How Tax-Deferred Annuities Can Help

Tax-deferred annuities can take many forms. Traditional annuities were usually income-generating annuities, and they could be fixed, fixed index, or variable annuities with an income guarantee for an additional charge. Additionally, there are investment only variable annuities (IOVAs) designed just for tax-efficient accumulation. Because for many trustees, the biggest challenge has indeed been trying to accumulate value in trust portfolios: 1) against a top federal tax rate of 40.8% (and sometimes significant state income taxes); 2) more short-term capital gains and ordinary income; and 3) capital gains being trapped in the trust tax brackets via UPAIA—all of which can decimate trust growth when earnings are applied against those confiscatory trust tax rates.
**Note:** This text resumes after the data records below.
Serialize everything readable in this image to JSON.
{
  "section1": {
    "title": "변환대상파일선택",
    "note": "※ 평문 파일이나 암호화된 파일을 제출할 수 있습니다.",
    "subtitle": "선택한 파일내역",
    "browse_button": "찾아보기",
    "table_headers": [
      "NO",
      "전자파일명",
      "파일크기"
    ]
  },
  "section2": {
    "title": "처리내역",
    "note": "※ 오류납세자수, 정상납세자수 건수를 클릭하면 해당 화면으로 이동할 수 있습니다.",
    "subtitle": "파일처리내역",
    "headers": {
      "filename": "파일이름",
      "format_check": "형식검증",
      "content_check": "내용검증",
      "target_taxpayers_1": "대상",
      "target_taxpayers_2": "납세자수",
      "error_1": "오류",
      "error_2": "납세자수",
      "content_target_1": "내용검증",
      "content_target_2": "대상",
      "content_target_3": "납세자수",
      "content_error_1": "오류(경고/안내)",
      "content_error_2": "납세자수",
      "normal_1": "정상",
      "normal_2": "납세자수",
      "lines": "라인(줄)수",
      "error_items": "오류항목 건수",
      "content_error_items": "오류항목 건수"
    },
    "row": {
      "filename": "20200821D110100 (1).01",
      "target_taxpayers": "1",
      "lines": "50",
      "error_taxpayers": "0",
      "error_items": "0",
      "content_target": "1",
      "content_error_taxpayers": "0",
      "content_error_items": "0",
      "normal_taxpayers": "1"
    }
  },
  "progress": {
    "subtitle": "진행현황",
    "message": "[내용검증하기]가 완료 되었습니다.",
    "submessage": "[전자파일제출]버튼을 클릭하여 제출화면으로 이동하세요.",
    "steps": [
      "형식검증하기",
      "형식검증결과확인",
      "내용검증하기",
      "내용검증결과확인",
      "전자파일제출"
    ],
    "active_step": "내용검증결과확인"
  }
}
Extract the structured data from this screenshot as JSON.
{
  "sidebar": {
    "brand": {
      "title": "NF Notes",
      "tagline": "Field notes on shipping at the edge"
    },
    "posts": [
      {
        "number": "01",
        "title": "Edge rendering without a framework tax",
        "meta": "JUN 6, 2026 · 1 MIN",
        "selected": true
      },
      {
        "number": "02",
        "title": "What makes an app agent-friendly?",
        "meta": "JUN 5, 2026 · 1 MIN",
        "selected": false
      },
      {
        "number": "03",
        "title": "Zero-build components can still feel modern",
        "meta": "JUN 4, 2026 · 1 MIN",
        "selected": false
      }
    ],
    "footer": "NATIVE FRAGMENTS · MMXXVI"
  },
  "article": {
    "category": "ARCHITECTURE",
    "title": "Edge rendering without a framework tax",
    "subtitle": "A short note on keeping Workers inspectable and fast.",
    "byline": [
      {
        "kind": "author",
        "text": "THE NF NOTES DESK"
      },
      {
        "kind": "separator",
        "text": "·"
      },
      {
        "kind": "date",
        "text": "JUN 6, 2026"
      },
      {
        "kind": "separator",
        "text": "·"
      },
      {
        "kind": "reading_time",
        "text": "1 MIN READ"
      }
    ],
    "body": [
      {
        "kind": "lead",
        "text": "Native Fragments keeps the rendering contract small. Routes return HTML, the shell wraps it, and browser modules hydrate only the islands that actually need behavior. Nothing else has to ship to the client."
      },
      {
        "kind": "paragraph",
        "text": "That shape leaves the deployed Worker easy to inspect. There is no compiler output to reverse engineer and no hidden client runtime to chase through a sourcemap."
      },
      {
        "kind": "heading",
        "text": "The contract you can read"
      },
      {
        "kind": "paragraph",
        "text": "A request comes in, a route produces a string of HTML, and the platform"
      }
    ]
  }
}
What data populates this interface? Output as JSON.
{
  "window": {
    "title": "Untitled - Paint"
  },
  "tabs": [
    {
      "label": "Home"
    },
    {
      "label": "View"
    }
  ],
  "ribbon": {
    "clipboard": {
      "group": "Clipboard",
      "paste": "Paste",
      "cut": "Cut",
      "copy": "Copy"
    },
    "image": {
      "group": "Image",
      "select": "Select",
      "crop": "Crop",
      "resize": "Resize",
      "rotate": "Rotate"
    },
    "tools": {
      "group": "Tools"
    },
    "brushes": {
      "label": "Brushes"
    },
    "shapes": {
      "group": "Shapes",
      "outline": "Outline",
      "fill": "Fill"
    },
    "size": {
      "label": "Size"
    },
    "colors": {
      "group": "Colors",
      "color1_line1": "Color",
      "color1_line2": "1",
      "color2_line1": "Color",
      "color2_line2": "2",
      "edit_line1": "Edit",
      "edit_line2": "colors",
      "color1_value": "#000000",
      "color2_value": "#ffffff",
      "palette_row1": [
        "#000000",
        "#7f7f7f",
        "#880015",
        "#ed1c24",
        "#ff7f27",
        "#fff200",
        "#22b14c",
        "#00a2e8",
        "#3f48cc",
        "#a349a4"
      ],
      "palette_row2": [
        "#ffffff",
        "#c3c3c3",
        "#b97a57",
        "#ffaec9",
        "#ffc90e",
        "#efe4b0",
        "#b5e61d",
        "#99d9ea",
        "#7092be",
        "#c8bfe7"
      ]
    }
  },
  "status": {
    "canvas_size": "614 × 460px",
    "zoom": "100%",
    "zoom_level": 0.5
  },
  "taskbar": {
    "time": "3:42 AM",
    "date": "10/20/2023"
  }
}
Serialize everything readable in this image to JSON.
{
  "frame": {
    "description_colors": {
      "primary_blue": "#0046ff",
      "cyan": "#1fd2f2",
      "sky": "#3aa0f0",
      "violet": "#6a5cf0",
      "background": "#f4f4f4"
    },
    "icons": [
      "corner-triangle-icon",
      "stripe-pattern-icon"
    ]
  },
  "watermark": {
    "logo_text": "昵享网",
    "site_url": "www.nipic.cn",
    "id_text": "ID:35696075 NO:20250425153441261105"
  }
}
These factors can make IOVAs a compelling alternative for growth and accumulation.

The IOVA platform gives trustees the ability to defer all taxes in each year that no distributions are taken from the annuity. And the trustee may well not take earnings out of the annuity until a beneficiary actually needs the money to spend (after paying taxes at individual tax rates). It may mean growth can potentially be accumulated inside a creditor-protected trust and outside of a taxable estate. It may well mean that the trust can be invested for total return without the necessity of making an irrevocable election under the Statutory Power to Adjust4, which is a power to allocate income to principal or principal to income if the trustee is unable to administer a trust impartially between the current and remainder beneficiaries.This has become common practice for many professional fiduciaries.